Mohamed sits before me like the ghost of a man who used to live here. He crosses his arms and answers my questions about what the camp hides: “I know the world thinks that poverty is what rules our lives. But it does not particularly scare us. What truly scares us is what drugs do to the young people of the camp. We fear for our children’s safety – from the drug addicts and the spread of narcotics in the camp. The primary goal of our day indeed is to secure a living, but what we truly hope to end is the spread of narcotics among young people in the camp, as it adds more pressure on us and imposes on us a lifestyle full of fear and worry”.
I asked him what he did to overcome the impact of drugs on his life. “I simply do not go out. I limit my life and the lives of my children to this room. I only go out when it’s necessary, and I watch my children when they play outside. The supply of drugs has been reduced, but it’s not over. Despite the collapse, it never got affected significantly.”, he replied.
“There is an organized plan to destroy the camp from within, and having no unified authority that can control things only makes it more complicated. You can see the great impact of that absence in people’s fears”, Mahmoud Hashim says.
With heavy eyes, Mohamed looks at the ground, uttering words that disappear in the air: “This place is no longer a shelter for the poor. It was before the collapse in Lebanon, but now it turned into a place to which all those who have no more hope of survival flee. Shatila is the final destination for people who cannot afford the luxury of life. We live one day at a time, without hope or purpose. We know there’s no hope here. This is our reality and will continue to be so. The only thing that changes is how much worse things can become. So do not expect us to talk about a way out without getting very desperate about how such a way out would look. There are several nationalities here. What would make a Syrian, Bengali, and Sudanese live in the camp? It’s not just low prices.
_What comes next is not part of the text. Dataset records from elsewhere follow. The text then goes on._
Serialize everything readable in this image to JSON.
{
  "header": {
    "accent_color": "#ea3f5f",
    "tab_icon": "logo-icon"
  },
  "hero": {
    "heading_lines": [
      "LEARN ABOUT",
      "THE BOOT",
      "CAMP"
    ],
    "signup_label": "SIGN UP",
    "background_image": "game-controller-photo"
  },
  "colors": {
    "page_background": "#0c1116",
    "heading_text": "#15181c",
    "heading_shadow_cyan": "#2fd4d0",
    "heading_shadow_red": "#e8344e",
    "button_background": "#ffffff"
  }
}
It’s because they know we have a verbal contract to which we all agreed: that this land is the final refuge after losing all attempts at a better life”.
“I just hope electricity does not go out”, Mohamed laughed and said wistfully, pointing at a small fan that’s on the verge of collapse, spinning slowly, barely blowing the thin air. “It’s what helps us cope with the heat. Generator fees have doubled, and due to the scarcity of diesel, they only work for a few hours anyway. State electricity works for barely an hour a day. At night, you see the real Shatila when electricity is out. You see all the people in the camp outside their houses, looking for air to breathe, barely dressed, unable to sleep in their houses that are hot, damp, and almost airless. The lucky ones have windows overlooking the street. This is daytime and yet cannot see anything inside most houses without electricity”, he continued.
I walked with Mahmoud Hashim through the alleys of the camp, trying to shake off the darkness in my eyes. As if we’re in a bottomless pit, sunlight does not reach the camp’s streets.
This is the essence of the camp. A fraction of life that turns on and off, with people trying to survive. Young people running, mothers screaming, the smell of burnt bulgur in tiny kitchens that would not fit two people. Windows half-open, with trembling feet of shadows leaning on damp walls.
In the distant past, the camp used to offer a potential for a better life. Now, its people know they are at the end of the line, standing in a long queue waiting for what seems to be an illusion of life. They tease out fractions of life, lives slowly beating amidst unemployment, violence, drugs, and fear.
The real fear is of the future of the camp. No authority can identify its daily crises and the chaos that has become a defining feature of Shatila Camp. In the absence of such an organization, the people of the camp still hope to end their many woes.